23 févr. 2012

LE PLUS SOUVENT, UN DIRIGEANT NE SAIT PAS POURQUOI IL DÉCIDE

Le double vertige du dirigeant - Le management par émergence (2)
Donc un Dirigeant ne décide pas, ou rarement… ou plus exactement, l’essentiel des décisions sont prises dans son entreprise sans lui, et sans qu’il le sache…
Dans mon article d’hier, je finissais sur l’interrogation suivante : Et si l'émergence était aussi au cœur du management dans l’incertitude ?
Avant d’aller plus avant, sur cette idée, arrêtons-nous un plus longtemps sur la décision, et sur pourquoi elle échappe quasiment inévitablement à tout processus conscient et rationnel.
Pour cela, je vais citer un passage de mon livre, Les Mers de l’incertitude, passage qui s’intitulait « Comment se prennent les décisions dans les entreprises ? » :
« Dans une entreprise, le processus de la prise de décisions est complexe et implique :
  • La mémoire collective : à l’instar de l’individu, une entreprise a une mémoire faite des habitudes et des souvenirs, positifs comme négatifs, qui va influencer les choix.
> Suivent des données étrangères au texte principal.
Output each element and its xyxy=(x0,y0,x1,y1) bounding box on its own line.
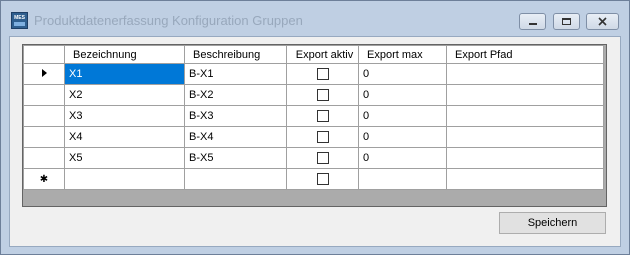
column-header-beschreibung[interactable]: Beschreibung xyxy=(184,45,287,64)
client-area: Bezeichnung Beschreibung Export aktiv Ex… xyxy=(9,36,621,247)
cell-beschreibung[interactable]: B-X1 xyxy=(184,63,287,85)
maximize-icon xyxy=(562,18,571,25)
row-header[interactable] xyxy=(23,126,65,148)
new-row[interactable]: ✱ xyxy=(23,168,604,190)
cell-export-max[interactable]: 0 xyxy=(358,63,447,85)
export-aktiv-checkbox[interactable] xyxy=(316,152,329,165)
cell-bezeichnung[interactable]: X2 xyxy=(64,84,185,106)
cell-export-aktiv[interactable] xyxy=(286,126,359,148)
row-header-corner[interactable] xyxy=(23,45,65,64)
main-window: MES Produktdatenerfassung Konfiguration … xyxy=(0,0,630,255)
header-row: Bezeichnung Beschreibung Export aktiv Ex… xyxy=(23,45,604,64)
table-row[interactable]: X1 B-X1 0 xyxy=(23,63,604,85)
cell-export-aktiv[interactable] xyxy=(286,147,359,169)
export-aktiv-checkbox[interactable] xyxy=(316,173,329,186)
export-aktiv-checkbox[interactable] xyxy=(316,89,329,102)
cell-bezeichnung[interactable] xyxy=(64,168,185,190)
export-aktiv-checkbox[interactable] xyxy=(316,68,329,81)
arrow-right-icon xyxy=(41,69,47,77)
cell-export-pfad[interactable] xyxy=(446,84,604,106)
app-icon-text: MES xyxy=(14,15,26,21)
table-row[interactable]: X2 B-X2 0 xyxy=(23,84,604,106)
row-header[interactable] xyxy=(23,84,65,106)
cell-export-max[interactable] xyxy=(358,168,447,190)
maximize-button[interactable] xyxy=(553,13,580,30)
column-header-export-pfad[interactable]: Export Pfad xyxy=(446,45,604,64)
cell-export-max[interactable]: 0 xyxy=(358,105,447,127)
cell-export-max[interactable]: 0 xyxy=(358,84,447,106)
cell-beschreibung[interactable] xyxy=(184,168,287,190)
cell-beschreibung[interactable]: B-X5 xyxy=(184,147,287,169)
close-button[interactable] xyxy=(586,13,619,30)
cell-export-aktiv[interactable] xyxy=(286,63,359,85)
cell-export-pfad[interactable] xyxy=(446,105,604,127)
minimize-button[interactable] xyxy=(519,13,546,30)
cell-export-max[interactable]: 0 xyxy=(358,147,447,169)
cell-export-pfad[interactable] xyxy=(446,63,604,85)
row-header[interactable] xyxy=(23,105,65,127)
cell-bezeichnung[interactable]: X4 xyxy=(64,126,185,148)
close-icon xyxy=(598,17,607,26)
column-header-export-max[interactable]: Export max xyxy=(358,45,447,64)
cell-export-max[interactable]: 0 xyxy=(358,126,447,148)
export-aktiv-checkbox[interactable] xyxy=(316,131,329,144)
app-icon: MES xyxy=(11,12,28,29)
title-bar[interactable]: MES Produktdatenerfassung Konfiguration … xyxy=(1,1,629,31)
cell-export-aktiv[interactable] xyxy=(286,105,359,127)
table-row[interactable]: X4 B-X4 0 xyxy=(23,126,604,148)
cell-export-pfad[interactable] xyxy=(446,168,604,190)
row-header[interactable]: ✱ xyxy=(23,168,65,190)
cell-beschreibung[interactable]: B-X4 xyxy=(184,126,287,148)
column-header-export-aktiv[interactable]: Export aktiv xyxy=(286,45,359,64)
cell-beschreibung[interactable]: B-X3 xyxy=(184,105,287,127)
table-row[interactable]: X3 B-X3 0 xyxy=(23,105,604,127)
export-aktiv-checkbox[interactable] xyxy=(316,110,329,123)
row-header[interactable] xyxy=(23,147,65,169)
cell-export-pfad[interactable] xyxy=(446,126,604,148)
save-button[interactable]: Speichern xyxy=(499,212,606,234)
groups-data-grid[interactable]: Bezeichnung Beschreibung Export aktiv Ex… xyxy=(22,44,607,207)
cell-bezeichnung[interactable]: X3 xyxy=(64,105,185,127)
groups-table: Bezeichnung Beschreibung Export aktiv Ex… xyxy=(23,45,604,190)
asterisk-icon: ✱ xyxy=(39,174,49,185)
window-title: Produktdatenerfassung Konfiguration Grup… xyxy=(34,13,303,28)
cell-bezeichnung[interactable]: X1 xyxy=(64,63,185,85)
cell-export-aktiv[interactable] xyxy=(286,168,359,190)
cell-bezeichnung[interactable]: X5 xyxy=(64,147,185,169)
cell-export-pfad[interactable] xyxy=(446,147,604,169)
row-header[interactable] xyxy=(23,63,65,85)
minimize-icon xyxy=(528,23,537,25)
table-row[interactable]: X5 B-X5 0 xyxy=(23,147,604,169)
cell-export-aktiv[interactable] xyxy=(286,84,359,106)
column-header-bezeichnung[interactable]: Bezeichnung xyxy=(64,45,185,64)
cell-beschreibung[interactable]: B-X2 xyxy=(184,84,287,106)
Sans s’en rendre compte, elle va écarter une solution parce qu’elle rappelle un échec passé ou parce qu’elle ne correspond à aucune des habitudes acquises, et, à l’inverse, en favoriser une qui est en phase avec sa culture ( …).
  • La multiplicité des intervenants : interviennent toute une série d’acteurs, cachés ou visibles, qui peuvent peser sur le choix des options, ainsi que tous leurs processus inconscients individuels. C’est de cet ensemble d’influences qu’émergent les quelques options sur lesquelles portera la décision consciente.
  • Les tris cachés : La Direction ne tranche que sur les options qui lui sont présentées. Or, le fait de passer du quasi infini des possibles à souvent seulement trois scenarios est un choix majeur. D’où viennent-ils ? Des décisions implicites ou explicites prises par toutes les personnes impliquées en amont.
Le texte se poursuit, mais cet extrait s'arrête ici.